The first crude stock declines will have a significant psychological impact on the market, but it will be tricky to determine if the draw is a standard seasonal pull, or if the market is beginning to rebalance.
U.S. oil inventories are one of the most critical components of the market, and the current unusual dynamics have kept the attention of traders and market analysts. That’s with good reason: Stock levels are at all-time highs and continue to rise, keeping prices in check. According to the latest data, just last week, U.S. oil stocks grew by another 2.3 million bbl, slightly lower than expectations, but it really doesn’t matter: Tanks are still at record levels. At 535 million barrels, U.S. crude inventories are some 200 million bbl, or 60 percent, higher than at the beginning of 2011, when shale oil production started taking off. When refined product stocks and other oils are included, total petroleum commercial inventories are at 1.35 billion bbl, up 12.5 percent year-on-year.
Trends from the last few years offer guidance on what we can expect from this summer’s anticipated inventory draw. The massive increase in shale production from 2011-15 caused inventories to balloon, and even with production having declined from its peak last April, volumes haven’t begun drawing down. Following more than three months of consecutive inventory builds, the first declines will have a significant psychological impact on the market, but it will be tricky to determine if the draw is a standard seasonal pull, or if the market is beginning to finally rebalance. Big price effects will occur if there are any surprises—say, for instance, if stocks draw quicker than usual as a result of declining shale production, weaker imports, and stronger-than-expected demand, the market would find this bullish. Or, the opposite could occur—shale output could continue to demonstrate unprecedented resilience, crude imports could rise, and demand may underperform. Such a scenario would slow the pace of the stock draw and hold down prices.
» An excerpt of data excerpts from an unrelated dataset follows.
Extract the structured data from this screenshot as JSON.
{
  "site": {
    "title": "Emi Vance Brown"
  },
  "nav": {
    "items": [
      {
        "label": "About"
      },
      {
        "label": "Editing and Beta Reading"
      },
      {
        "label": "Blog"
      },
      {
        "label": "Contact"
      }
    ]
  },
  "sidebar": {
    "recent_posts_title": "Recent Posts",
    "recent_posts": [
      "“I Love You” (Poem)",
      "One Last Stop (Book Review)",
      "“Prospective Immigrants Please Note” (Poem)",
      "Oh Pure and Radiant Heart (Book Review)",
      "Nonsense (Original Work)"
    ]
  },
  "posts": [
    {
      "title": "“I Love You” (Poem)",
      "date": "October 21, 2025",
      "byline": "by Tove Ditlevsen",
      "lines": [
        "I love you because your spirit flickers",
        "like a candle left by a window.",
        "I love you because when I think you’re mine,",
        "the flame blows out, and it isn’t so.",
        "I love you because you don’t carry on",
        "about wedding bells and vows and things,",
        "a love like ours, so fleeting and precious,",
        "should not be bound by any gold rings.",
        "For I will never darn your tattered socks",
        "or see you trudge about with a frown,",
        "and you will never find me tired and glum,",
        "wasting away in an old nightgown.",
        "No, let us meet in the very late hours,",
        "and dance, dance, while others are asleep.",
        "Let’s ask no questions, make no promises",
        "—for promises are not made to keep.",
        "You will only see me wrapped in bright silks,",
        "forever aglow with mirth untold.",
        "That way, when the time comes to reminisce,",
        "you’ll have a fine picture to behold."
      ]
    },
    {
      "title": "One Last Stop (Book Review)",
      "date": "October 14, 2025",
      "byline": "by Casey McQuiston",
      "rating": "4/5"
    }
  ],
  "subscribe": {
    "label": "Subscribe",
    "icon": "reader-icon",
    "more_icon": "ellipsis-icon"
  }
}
Along with shale output, inventories have defied expectations
According to the latest Short-Term Energy Outlook (STEO) from the EIA, crude inventories should draw by 40 million bbl throughout the second and third quarters, and it sees more stock declines in the fourth quarter too. This means the EIA expects a draw similar to last year, from the end of April to the middle of September, when stocks fell by 37 million bbl. In the March 2015 STEO, the EIA had expected an increase in the second quarter and a draw of only 21 million barrels through the third quarter: The actual decline was more than what was expected, but inventories still remained exceptionally high. The EIA’s miscalculation was due to a dramatic underestimation of refinery runs, which were some 500,000 barrels per day higher than expected in 2015. This miscalculation in large part stemmed from the agency low-balling gasoline demand, missing the mark by .32 million barrels per day (mbd) for the summer months.
Stocks recovered quickly, and built sharply during the rest of the year—contributing to the leg down in prices at the beginning of 2016. In the same March 2015 STEO that dramatically underestimated the spring-summer inventory draw, the EIA had originally forecast inventories drawing by some 18 million bbl in the fourth quarter. Instead, they rose by almost 21 million bbl during that time period. The EIA significantly underestimated crude oil imports by a whopping .78 mbd for the fourth quarter, making the inventory projections significantly off-target. That was followed by a build of 53 million bbl so far this year, over double what was expected. As recently as January, the EIA had predicted the first-quarter build to be only a modest 21 million bbl.
Even though it wasn’t enough to bring stocks the into normal range, last year’s summer draw was still relatively sharp and near levels seen the previous couple of years. In 2014, from April to September, the crude draw totaled 41.4 million bbl, while the prior year, stocks started dropping in May and fell by 42 million bbl through September. This year’s draw should begin in April or May and total around 40 million bbl. If that occurs, stock levels will likely be in the 490 million-500 million bbl range at the end of the summer driving season—still at historically high levels.
Through the rest of 2016, it will take more than just a normal seasonal drawdown to push prices significantly higher, and the pace of the draw will be a key indicator.
Through the rest of 2016, it will take more than just a normal seasonal drawdown to push prices significantly higher, and the pace of the draw will be a key indicator. Inventories will just be one piece of the puzzle next to summer demand growth, shale’s performance with prices around $40 per barrel, import levels, and the shape of the forward curve. Gasoline demand is already running 3.6 percent higher than year-ago levels, a bullish signal if it holds up. But on the flip side, shale output has remained above 9 mbd, and has been given a lifeline, at least in the short term, by the recent push above $40. That will slow down any rebalancing, even with the possibility of some OPEC and non-OPEC producers “freezing” production. And, of course, the futures curve remains in contango, with prompt prices lower than deferred contracts. This structure provides financial incentive to keep storing. Against this backdrop, even though stocks should draw, they will remain high. Market bulls have a rough ride ahead.